Out of the living voice of Jesus, we hear parables.
Listening to them is like listening to the murmur of the spring, the initial, fresh, springing moment of the Gospel. The parables are not an afterthought or an exception but the highest, most brilliant, refined tip of Jesus’ language.
He loved the lake, the wheat fields, the expanse of ears of corn and poppies, the sparrows in flight, and the fig tree.
Through his observations of life, he created parables that helped people understand the Gospel. He transformed stories of life into stories of God, revealing that “in everything is sown a syllable of the Word of God.” (Laudato Si’).
The sower went out to sow. Jesus imagines history, creation, and the kingdom as a great sowing: it is all a sowing, a flying of wheat in the wind, the earth, and the heart.

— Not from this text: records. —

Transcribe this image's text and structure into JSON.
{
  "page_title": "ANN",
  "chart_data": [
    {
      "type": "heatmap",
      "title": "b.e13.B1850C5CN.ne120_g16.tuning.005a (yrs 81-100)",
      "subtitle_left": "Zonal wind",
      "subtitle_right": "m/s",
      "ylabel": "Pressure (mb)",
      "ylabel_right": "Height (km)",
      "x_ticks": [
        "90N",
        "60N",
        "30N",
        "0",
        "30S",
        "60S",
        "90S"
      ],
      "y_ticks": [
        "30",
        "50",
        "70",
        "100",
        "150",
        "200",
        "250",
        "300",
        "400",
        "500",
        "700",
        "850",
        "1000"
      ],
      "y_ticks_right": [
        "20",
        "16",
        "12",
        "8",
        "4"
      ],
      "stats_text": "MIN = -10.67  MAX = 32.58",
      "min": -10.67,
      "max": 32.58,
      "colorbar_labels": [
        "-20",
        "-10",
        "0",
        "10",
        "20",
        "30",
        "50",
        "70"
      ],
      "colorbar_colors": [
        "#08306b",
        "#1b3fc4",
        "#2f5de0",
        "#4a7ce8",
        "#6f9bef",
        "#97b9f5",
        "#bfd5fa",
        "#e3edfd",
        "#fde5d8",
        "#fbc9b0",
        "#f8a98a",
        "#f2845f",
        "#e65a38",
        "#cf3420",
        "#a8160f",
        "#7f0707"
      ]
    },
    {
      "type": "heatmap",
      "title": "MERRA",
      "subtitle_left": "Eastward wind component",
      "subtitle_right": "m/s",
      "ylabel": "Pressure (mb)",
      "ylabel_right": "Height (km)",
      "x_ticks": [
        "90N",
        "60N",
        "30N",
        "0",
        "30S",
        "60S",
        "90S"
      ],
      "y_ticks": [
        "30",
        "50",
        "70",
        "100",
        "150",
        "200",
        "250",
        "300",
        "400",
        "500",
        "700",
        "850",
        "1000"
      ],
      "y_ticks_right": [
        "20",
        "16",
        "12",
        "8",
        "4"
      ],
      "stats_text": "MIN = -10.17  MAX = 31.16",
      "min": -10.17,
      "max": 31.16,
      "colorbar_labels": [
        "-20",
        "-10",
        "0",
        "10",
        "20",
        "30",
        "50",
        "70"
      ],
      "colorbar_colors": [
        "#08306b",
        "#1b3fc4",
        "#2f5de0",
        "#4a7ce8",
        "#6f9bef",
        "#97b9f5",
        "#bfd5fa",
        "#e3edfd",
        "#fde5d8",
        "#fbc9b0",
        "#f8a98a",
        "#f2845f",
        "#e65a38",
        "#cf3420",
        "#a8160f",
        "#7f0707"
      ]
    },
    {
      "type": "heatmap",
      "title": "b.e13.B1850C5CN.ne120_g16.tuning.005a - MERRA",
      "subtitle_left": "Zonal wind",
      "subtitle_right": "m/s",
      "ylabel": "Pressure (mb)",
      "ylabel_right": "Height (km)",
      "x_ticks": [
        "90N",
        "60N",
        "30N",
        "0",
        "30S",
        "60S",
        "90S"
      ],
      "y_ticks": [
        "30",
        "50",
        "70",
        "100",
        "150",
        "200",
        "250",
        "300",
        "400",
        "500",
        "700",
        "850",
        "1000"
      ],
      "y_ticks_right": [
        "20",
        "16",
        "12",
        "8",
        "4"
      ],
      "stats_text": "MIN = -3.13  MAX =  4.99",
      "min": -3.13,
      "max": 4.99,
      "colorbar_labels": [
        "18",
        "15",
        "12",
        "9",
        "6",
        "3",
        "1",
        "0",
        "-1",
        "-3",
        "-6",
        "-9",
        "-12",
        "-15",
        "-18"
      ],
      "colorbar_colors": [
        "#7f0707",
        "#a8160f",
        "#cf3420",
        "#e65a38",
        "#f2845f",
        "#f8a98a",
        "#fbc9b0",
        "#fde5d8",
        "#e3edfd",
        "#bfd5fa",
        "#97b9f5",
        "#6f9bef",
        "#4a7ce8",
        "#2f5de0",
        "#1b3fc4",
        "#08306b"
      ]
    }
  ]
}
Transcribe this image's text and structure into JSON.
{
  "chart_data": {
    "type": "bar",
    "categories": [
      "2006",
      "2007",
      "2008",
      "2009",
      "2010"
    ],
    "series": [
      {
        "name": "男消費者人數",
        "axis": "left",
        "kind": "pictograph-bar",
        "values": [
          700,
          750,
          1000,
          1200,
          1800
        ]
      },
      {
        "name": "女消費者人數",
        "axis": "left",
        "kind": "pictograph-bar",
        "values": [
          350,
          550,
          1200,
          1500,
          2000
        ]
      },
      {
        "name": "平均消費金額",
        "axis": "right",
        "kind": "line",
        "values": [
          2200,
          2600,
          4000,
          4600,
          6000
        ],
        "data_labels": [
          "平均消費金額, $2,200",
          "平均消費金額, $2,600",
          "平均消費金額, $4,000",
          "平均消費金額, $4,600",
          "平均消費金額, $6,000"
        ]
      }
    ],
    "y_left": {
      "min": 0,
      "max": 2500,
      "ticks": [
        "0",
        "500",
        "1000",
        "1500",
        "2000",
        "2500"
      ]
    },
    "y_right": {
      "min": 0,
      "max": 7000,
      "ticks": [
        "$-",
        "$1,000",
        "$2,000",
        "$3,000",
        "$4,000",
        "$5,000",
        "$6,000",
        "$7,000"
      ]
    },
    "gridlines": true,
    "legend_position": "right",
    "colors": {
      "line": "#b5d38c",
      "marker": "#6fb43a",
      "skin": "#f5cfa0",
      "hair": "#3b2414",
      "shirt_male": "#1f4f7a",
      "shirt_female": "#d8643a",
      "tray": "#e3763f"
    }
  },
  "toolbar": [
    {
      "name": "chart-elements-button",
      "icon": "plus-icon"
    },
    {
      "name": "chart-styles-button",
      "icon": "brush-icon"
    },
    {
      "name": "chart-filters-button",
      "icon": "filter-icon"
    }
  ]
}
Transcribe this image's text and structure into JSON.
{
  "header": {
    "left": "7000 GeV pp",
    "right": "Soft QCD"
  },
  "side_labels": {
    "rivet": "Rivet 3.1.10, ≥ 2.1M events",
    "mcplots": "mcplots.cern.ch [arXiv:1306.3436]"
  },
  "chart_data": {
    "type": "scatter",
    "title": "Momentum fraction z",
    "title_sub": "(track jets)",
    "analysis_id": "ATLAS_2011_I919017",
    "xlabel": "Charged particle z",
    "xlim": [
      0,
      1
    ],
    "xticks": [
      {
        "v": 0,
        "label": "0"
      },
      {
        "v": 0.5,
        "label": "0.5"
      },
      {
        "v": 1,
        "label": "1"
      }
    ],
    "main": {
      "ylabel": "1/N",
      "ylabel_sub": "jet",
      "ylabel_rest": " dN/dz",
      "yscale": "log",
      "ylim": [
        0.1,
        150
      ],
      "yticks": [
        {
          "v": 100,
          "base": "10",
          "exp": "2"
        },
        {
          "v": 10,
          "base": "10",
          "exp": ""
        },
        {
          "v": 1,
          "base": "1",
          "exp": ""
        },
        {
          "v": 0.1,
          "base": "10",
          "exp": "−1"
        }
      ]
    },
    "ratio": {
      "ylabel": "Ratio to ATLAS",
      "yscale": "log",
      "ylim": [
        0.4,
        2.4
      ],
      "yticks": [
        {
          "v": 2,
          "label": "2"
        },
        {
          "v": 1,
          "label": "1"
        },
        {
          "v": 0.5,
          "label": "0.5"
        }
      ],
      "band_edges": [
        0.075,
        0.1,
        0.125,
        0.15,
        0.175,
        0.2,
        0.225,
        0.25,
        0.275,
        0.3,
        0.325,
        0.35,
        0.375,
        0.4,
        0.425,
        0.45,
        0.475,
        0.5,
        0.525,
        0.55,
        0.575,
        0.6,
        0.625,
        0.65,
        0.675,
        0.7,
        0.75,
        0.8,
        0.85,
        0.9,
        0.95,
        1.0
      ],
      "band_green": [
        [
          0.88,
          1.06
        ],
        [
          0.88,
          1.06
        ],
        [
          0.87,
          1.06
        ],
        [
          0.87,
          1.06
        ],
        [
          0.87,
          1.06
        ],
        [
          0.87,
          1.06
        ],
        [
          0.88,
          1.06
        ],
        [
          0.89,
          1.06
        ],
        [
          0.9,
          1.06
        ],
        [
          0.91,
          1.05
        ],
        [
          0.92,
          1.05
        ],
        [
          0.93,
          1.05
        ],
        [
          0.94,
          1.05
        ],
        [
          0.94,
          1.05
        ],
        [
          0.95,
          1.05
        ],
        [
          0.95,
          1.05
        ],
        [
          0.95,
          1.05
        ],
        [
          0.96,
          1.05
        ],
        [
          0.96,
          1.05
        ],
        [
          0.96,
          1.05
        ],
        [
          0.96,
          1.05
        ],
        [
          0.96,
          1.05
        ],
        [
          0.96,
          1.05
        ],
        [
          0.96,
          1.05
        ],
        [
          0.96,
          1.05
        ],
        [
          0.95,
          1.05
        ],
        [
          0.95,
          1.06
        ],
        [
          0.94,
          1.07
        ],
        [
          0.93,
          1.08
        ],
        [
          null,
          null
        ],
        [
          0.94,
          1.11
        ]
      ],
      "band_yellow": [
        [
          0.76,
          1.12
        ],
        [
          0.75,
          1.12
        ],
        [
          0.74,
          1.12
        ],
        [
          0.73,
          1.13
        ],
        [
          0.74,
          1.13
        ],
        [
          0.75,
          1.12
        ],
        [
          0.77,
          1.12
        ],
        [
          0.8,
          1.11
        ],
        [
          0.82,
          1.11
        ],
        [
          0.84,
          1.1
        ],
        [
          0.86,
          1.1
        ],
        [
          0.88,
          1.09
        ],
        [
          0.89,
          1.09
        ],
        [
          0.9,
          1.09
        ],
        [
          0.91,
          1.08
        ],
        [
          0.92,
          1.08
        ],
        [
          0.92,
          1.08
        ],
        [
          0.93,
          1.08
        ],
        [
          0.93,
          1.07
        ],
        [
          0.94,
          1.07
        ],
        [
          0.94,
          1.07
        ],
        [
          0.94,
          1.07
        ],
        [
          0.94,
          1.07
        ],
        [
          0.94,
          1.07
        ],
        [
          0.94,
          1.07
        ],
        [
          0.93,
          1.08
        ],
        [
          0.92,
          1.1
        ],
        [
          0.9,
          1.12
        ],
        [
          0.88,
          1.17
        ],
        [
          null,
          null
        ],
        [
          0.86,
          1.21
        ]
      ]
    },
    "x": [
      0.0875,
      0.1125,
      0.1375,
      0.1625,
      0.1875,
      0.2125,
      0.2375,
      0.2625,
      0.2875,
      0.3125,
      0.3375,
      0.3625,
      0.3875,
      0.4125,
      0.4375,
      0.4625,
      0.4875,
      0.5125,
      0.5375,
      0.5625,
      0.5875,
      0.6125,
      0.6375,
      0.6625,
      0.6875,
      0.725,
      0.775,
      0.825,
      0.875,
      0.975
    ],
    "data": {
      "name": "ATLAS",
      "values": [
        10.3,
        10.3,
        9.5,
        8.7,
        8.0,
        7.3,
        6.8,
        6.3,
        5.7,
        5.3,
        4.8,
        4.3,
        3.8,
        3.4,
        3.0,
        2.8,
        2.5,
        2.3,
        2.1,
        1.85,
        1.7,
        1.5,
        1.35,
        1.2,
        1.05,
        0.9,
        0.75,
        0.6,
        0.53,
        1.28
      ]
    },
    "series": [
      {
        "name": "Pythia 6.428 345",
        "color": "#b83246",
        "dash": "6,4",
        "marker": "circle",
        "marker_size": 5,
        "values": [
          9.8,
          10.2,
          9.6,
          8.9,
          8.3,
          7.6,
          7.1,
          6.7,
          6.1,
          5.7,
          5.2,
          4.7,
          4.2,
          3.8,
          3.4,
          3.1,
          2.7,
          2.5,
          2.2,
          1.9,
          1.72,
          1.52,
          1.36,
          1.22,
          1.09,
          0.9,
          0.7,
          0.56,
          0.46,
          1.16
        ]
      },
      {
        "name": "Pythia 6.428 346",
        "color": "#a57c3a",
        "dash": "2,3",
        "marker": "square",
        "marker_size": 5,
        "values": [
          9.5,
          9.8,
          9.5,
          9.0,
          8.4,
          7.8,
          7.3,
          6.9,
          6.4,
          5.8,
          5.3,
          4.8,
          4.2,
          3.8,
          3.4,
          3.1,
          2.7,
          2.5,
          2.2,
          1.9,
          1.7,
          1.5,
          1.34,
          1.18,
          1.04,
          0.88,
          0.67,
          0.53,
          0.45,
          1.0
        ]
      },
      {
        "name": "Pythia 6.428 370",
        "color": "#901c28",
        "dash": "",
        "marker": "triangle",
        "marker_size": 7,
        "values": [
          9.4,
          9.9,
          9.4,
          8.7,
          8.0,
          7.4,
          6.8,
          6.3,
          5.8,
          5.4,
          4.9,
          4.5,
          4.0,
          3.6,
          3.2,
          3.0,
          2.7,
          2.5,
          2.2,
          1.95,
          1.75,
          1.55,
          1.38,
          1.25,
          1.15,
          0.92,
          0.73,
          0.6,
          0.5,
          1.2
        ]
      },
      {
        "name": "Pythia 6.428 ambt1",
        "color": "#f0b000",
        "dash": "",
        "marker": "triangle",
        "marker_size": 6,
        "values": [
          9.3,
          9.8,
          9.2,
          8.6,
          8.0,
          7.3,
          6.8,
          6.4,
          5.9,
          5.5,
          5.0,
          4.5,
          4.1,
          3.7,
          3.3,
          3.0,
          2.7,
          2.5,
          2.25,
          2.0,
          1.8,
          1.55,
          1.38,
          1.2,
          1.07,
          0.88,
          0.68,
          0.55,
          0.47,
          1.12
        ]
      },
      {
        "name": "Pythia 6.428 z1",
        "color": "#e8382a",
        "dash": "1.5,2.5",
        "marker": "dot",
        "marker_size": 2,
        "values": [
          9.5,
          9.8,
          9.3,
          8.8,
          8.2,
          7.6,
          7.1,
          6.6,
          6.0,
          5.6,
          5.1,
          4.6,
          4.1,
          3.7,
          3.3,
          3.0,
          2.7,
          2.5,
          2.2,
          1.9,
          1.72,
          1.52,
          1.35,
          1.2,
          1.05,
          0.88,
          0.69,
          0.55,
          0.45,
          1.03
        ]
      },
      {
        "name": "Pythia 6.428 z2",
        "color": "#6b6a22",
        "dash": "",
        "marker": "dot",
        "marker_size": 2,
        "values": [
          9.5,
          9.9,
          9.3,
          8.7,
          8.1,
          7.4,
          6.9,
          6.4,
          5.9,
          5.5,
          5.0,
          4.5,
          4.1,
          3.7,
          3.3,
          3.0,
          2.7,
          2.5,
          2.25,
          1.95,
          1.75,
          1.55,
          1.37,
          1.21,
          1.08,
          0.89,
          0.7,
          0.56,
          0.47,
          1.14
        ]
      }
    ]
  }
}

And here, the sower, who may seem clueless because some of the seed falls on stones and brambles and road, is a highly sensitive sower who embraces the imperfection of the world’s field. No one is discriminated against, and no one is excluded from the divine sowing. We are all dry, thorny, wounded, and dull, yet our imperfect humanity is also a clod of good soil, always fit to give life to God’s seeds.
Jesus tells of the beauty of a God who comes not as the reaper of our few harvests but as the tireless grower amid our pains and barrenness, and He will make my life good, essential soil, a cradle of divine blessings to come.